The silence stretched out a beat too long.
“You don’t have to answer that,” Ryan said apologetically. “I’m sorry. Sometimes I ask too many questions. I don’t mean to pry.” She looked out of the car, watching the greening trees rush by.
Cade searched for words. “It’s not prying. My family’s just hard to explain. And no, there’s nobody else but me.” He’d wondered sometimes if it might have felt different growing up if he’d had a brother or sister near when his parents were screaming at each other and throwing things, or when he and his mother had moved to Phoenix, a place wholly alien with no one he knew, leaving his grandfather far behind in Pasadena.
“So, I guess it must have been quite a change to move out here from California,” Ryan said brightly. She’d said something wrong when they were talking about families, but she couldn’t figure out what. He’d gone so far away he was in a different time zone. She should have been happy to have silence, but she wanted the eas
y flow they’d had earlier. “What brought you all the way out here?”
“I came out to go to school.”
“That’s a long way to go at eighteen.” She thought of herself as adventurous, but she couldn’t quite imagine leaving everyone and everything familiar on the other side of the continent.
“Actually, I came out for prep school when I was fourteen.”
“You moved away from your parents at fourteen? How could they let you do that?” She blurted it out before she could stop herself. It shocked her, she couldn’t help it. What kind of parents would let their fourteen-year-old boy go three thousand miles away? There had to have been a good school closer to home.

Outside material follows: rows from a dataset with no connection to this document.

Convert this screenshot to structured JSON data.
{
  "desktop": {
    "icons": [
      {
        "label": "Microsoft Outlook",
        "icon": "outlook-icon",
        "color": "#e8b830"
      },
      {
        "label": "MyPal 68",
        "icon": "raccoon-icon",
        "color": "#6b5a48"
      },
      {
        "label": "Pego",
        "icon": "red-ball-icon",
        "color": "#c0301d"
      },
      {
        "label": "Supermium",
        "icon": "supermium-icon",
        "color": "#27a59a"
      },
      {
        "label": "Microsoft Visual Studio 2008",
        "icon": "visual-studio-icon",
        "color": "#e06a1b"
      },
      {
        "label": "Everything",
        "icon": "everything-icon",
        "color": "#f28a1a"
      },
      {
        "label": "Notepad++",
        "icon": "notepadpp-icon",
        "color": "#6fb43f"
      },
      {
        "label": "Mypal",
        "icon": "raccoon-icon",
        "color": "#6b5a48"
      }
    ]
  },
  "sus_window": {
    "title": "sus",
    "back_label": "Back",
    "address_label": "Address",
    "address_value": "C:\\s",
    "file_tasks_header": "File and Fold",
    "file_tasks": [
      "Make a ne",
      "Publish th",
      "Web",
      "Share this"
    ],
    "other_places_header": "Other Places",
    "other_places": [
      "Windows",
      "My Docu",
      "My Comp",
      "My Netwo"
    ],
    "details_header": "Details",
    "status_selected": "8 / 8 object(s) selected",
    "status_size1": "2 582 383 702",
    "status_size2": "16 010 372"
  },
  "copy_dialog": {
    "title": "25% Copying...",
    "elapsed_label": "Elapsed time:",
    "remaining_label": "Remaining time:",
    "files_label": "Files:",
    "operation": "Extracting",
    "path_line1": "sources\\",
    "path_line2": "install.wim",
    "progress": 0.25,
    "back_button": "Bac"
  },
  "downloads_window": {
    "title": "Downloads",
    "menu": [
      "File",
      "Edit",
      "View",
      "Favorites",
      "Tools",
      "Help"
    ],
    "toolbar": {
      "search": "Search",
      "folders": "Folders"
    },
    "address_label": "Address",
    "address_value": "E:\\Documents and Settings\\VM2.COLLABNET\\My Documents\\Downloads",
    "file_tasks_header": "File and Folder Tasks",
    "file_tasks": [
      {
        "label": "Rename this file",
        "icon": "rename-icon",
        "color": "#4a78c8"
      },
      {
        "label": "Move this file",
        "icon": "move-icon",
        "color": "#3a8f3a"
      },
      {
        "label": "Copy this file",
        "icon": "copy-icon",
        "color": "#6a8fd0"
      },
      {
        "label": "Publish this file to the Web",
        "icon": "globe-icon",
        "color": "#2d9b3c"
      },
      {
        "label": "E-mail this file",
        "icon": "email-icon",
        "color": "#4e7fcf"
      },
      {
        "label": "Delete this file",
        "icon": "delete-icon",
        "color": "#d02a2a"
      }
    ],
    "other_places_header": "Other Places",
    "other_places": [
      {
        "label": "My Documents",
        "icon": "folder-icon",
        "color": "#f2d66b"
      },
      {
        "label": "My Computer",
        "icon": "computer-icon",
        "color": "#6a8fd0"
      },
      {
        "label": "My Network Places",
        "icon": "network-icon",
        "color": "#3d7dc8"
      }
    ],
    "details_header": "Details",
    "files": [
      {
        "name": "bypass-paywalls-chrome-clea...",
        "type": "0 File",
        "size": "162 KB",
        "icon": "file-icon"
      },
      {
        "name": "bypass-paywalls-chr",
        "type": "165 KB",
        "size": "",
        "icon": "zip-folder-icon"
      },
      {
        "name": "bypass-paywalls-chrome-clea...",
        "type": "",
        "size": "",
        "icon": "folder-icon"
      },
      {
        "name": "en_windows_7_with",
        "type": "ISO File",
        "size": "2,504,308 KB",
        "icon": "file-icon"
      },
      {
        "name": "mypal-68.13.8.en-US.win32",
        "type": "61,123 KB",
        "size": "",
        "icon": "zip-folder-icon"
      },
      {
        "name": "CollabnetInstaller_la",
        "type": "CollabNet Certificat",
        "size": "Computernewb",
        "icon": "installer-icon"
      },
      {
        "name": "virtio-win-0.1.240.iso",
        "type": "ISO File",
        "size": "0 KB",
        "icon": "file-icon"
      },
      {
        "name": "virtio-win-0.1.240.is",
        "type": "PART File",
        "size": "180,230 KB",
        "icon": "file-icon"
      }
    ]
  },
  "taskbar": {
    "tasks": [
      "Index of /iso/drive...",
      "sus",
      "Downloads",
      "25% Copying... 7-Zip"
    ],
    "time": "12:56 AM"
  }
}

Cade smiled humorlessly. “Are you kidding? They couldn’t get rid of me fast enough.” He wanted to take the words back as soon as they were out. They held too much of the truth. He shrugged and tried to soften it. “They had their own lives, and I just wanted to get out.” He glanced over his shoulder and flipped on his blinker to pass another truck.
Her heart broke a little for that young boy, lost and alone, knowing no one cared enough to keep him close.
“Prep school was fine,” he continued, shifting back over into the travel lane. He shrugged. “It helped me get into Harvard, and then I met Patrick and here we are today.” He reached over and turned up the volume on the stereo.
Something was still missing for him. She’d heard it in his voice. He’d shut down, though, as clearly as though he’d put up the Closed sign in a shop window. The topic was not open for discussion.
All she could do was look out the window and let the miles go by.